La noche es oscura y alberga horrores. Y es tan, tan oscura, que los espectadores de 'Juego de Tronos' pasamos medio capítulo con los ojos entornados, intentando comprender lo que pasaba. Algo que ha generado mucho ruido en internet y que a mí me encantó. Sí, en serio. Creo firmemente que detrás de la batalla de Invernalia hay un equipo artístico que quería que nos sintiéramos descolocados, ateridos, desubicados. El mareo que debía padecer Sam, tumbado entre muertos y no muertos, doblando los ojos y el cuerpo ante las oleadas insistentes del enemigo.

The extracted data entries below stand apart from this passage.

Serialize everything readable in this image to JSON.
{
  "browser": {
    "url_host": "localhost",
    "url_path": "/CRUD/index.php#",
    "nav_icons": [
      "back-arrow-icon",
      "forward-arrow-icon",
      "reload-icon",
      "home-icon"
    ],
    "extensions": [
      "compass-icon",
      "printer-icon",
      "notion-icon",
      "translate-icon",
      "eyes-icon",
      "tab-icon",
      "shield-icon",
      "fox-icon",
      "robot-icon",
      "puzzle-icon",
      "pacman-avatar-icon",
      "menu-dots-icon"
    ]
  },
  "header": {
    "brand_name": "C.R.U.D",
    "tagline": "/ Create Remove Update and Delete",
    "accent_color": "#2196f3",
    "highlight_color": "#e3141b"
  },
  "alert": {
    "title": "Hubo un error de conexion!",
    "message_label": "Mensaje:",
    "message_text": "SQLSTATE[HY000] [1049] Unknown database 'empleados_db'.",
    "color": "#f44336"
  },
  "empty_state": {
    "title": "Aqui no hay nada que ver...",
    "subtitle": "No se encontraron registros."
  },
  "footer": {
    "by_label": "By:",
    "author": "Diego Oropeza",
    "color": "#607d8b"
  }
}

Esta oscuridad, protagonista absoluta del capítulo, queda magníficamente presentada en los primeros minutos, con las espadas apagándose poco a poco ante un ejército, una sombra, que aún tardaremos en comprender. Como ellos, los héroes, que aguantan estoicamente las arremetidas. Toda una declaración de intenciones.

Tengo un sueño recurrente. Es una huida. Corro por edificios y ciudades y lugares que unas veces reconozco y otras, la mayoría, no. Desde el principio, hay algo que me va a pillar. Algo que alarga su zarpa para atraparme. Pero siempre, en el último momento, cuando siento sus dedos sobre mi pierna, consigo zafarme y sigo huyendo. Más rápido, más ágil, más concentrado. Cuando despierto estoy cansado y, curiosamente, emocionado. Me gusta ese sueño. Me hace sentir muy vivo.

Esa sensación. No recuerdo película o serie que haya conseguido, con tanto detalle, transformar mi sueño, mi sensación, en cine o televisión. Ni 'The Walking Dead' ni 'Guerra Mundial Z' consiguen crear ese ambiente, esa tensión, esa locura nebulosa interna e intensa que, en el último momento, termina con un suspiro que hiela el vello.

Y ahora, casi una semana después, ¿quién podría decir que no sigue pensando, aunque sólo sea un poco, en la batalla de Invernalia? ¿Quién no la recuerda? Compartimos mucho más que un recuerdo. Compartimos una sensación. Y las sensaciones son para siempre. ¿Que se veía poco? ¿Que era demasiado oscuro? No sé, quizás estabais mirando hacia el lado equivocado. Mirad mejor.